To fill in gaps in his knowledge of financial services, Mr. Musk, a native of South Africa, is seeking the help of seasoned financial services executives. He is also looking for a new chief executive officer; William Harris, the former chief executive of Intuit, joined X.com as CEO in December but left after six months.

"It just wasn't working," Mr. Musk said.

Mr. Musk does have experience launching a successful Internet company. He started Zip2.com, his first Web venture, in 1995 after dropping out of graduate school at Stanford, where he was pursuing a doctorate in energy physics. He sold the company to Compaq Computer Corp. last year for $300 million, and Zip2 is now the technology platform for the search engine Alta Vista.
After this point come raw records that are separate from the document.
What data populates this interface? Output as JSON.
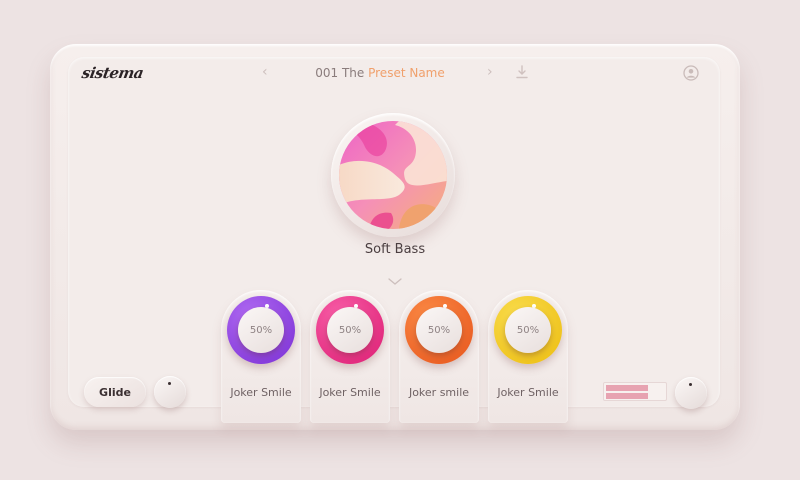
{
  "brand": {
    "name": "sistema"
  },
  "header": {
    "preset_prefix": "001 The ",
    "preset_accent": "Preset Name",
    "icons": [
      "chevron-left-icon",
      "chevron-right-icon",
      "download-icon",
      "user-icon"
    ]
  },
  "patch": {
    "name": "Soft Bass"
  },
  "macros": [
    {
      "label": "Joker Smile",
      "value": "50%",
      "color": "#8a3fe0"
    },
    {
      "label": "Joker Smile",
      "value": "50%",
      "color": "#ee2f86"
    },
    {
      "label": "Joker smile",
      "value": "50%",
      "color": "#f26a2c"
    },
    {
      "label": "Joker Smile",
      "value": "50%",
      "color": "#f2cb1c"
    }
  ],
  "controls": {
    "glide_label": "Glide",
    "meter_levels": [
      0.72,
      0.72
    ]
  },
  "colors": {
    "accent": "#f0a06c",
    "meter": "#e7a3b1"
  }
}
Mr. Musk is now the largest shareholder of X.com, which has received $170 million of investments from companies including Sequoia Capital, Nokia Ventures LP, Goldman Sachs, Deutsche Bank Alex. Brown, Qualcomm Inc., Lab Morgan, Technology Associates Management Corp., Idealab Capital Partners, and Credit Agricole. The French bank contributed $30 million of that sum, earmarked to help X.com expand internationally.

Mr. Musk said he has invested more than $10 million of his own money in X.com.

X.com revamped its security policies and systems after some negative publicity and instances of fraud. In August, after 125 people used PayPal to purchase hard drives at an online auction but never received the merchandise, it implemented Cybersource Fraud Scan, which verifies that a prospective customer has a valid bank account.

Previously X.com issued a disclaimer relinquishing all responsibility for fraudulent purchases or goods that were not shipped. Now it offers a full refund on payments made by customers who have verified their bank accounts through Cybersource Fraud Scan.

"I don't think PayPal has suffered an unexpected and inordinate amount of fraud," Mr. Van Dyke said. "P-to-p will continue to grow and will be a force to be reckoned with by the banking industry."